Al leproso se le aleja por impuro de las reuniones litúrgicas, por conta­gioso de la vida de sociedad. Se le arranca de la familia -de los hijos, de los padres, del esposo o esposa, de los parientes- de los amigos; se le priva de la alegría de la convivencia social y del gozo que uno experimenta en el culto a Dios en lugares de concurrencia popular. Debía caminar y vivir solo, anun­ciando a grandes voces su presencia a los transeúntes. Todos se alejaban de él como de una maldición. Situación extremadamente trágica. Se le conside­raba un castigo de Dios.

En la disposición del Levítico, al lado de la auténtica lepra, se catalogan aquellas enfermedades de la piel en mayoría- que guardan aparentemente con ella alguna relación. La ciencia de entonces no alcanzaba a distinguir­las. A pesar de todo, nos parece la disposición un tanto cruel.

Segunda Lectura: 1 Co 10,31-11,1: Seguid mi ejemplo, como yo sigo el de Cristo.

S. Pablo da fin en estos versillos al problema un tanto intrincado de los idolotitos. El asunto merecía atención. Pablo lo ha considerado bajo diversos aspectos: libertad en las comidas y bebidas, posible escándalo de algunos, conducta a seguir. La regla de Pablo es siempre la misma: Libertad, limi­tada y ordenada por la Caridad. Esta ha de ser la que determine y dirija las acciones en el mundo cristiano.

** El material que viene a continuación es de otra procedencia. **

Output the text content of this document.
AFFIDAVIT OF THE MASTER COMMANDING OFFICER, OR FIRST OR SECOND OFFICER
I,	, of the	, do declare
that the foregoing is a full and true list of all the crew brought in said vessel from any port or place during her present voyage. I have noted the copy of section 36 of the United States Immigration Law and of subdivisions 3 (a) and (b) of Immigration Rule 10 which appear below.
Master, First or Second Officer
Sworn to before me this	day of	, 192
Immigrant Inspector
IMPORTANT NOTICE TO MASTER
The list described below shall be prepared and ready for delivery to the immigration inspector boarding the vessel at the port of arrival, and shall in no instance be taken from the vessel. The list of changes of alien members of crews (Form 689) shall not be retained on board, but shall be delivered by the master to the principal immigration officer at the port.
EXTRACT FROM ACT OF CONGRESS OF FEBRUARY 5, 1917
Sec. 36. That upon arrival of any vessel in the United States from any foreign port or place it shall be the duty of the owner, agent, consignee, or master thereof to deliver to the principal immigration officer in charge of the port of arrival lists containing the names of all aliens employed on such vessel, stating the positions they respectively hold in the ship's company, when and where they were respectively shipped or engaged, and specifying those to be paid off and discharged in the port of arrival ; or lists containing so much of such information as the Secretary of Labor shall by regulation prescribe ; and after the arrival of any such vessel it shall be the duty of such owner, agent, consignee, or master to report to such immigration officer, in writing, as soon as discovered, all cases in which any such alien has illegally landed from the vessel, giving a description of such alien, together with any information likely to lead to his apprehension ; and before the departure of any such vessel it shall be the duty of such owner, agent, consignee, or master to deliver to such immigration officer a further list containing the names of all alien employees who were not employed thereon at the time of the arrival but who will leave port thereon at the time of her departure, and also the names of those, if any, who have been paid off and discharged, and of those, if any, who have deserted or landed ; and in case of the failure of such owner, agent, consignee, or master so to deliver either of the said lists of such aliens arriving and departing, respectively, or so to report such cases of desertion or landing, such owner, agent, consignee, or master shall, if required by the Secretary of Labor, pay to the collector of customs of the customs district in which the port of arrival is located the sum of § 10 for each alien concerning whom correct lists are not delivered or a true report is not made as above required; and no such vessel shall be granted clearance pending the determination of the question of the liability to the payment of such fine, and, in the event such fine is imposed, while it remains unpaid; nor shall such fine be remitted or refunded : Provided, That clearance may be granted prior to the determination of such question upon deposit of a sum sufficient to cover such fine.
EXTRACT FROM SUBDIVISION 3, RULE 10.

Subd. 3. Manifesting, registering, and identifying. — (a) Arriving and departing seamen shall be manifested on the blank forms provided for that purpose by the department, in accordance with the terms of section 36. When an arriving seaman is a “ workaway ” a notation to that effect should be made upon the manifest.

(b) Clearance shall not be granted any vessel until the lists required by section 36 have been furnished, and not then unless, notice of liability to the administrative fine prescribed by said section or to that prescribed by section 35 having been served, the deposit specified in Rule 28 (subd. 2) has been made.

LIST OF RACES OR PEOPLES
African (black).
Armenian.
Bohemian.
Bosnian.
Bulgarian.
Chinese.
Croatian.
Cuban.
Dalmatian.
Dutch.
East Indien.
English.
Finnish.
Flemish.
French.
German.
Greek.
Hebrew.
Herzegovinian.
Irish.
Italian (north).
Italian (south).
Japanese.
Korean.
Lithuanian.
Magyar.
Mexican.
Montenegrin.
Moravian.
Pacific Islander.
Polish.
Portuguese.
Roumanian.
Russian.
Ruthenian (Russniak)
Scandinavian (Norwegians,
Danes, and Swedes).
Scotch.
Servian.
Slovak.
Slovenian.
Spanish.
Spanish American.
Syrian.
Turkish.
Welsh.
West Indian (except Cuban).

A la luz de esto debe de entenderse la frase:…Haced todo para gloria de Dios. Nuestras acciones no servirán para gloria de Dios, si con ellas herimos la caridad. No ha de ser la propia comodidad, el propio gusto o provecho, sino la caridad el móvil de nuestras acciones. Con ella todo va hacia Dios; con ella lo indiferente se vuelve santo. Lejos de nosotros, abusando de la li­bertad que hemos adquirido, el escándalo, ya con unos ya con otros. Ahí está el ejemplo de Pablo: todo para todos. Así fue Cristo, que dio la vida por los demás.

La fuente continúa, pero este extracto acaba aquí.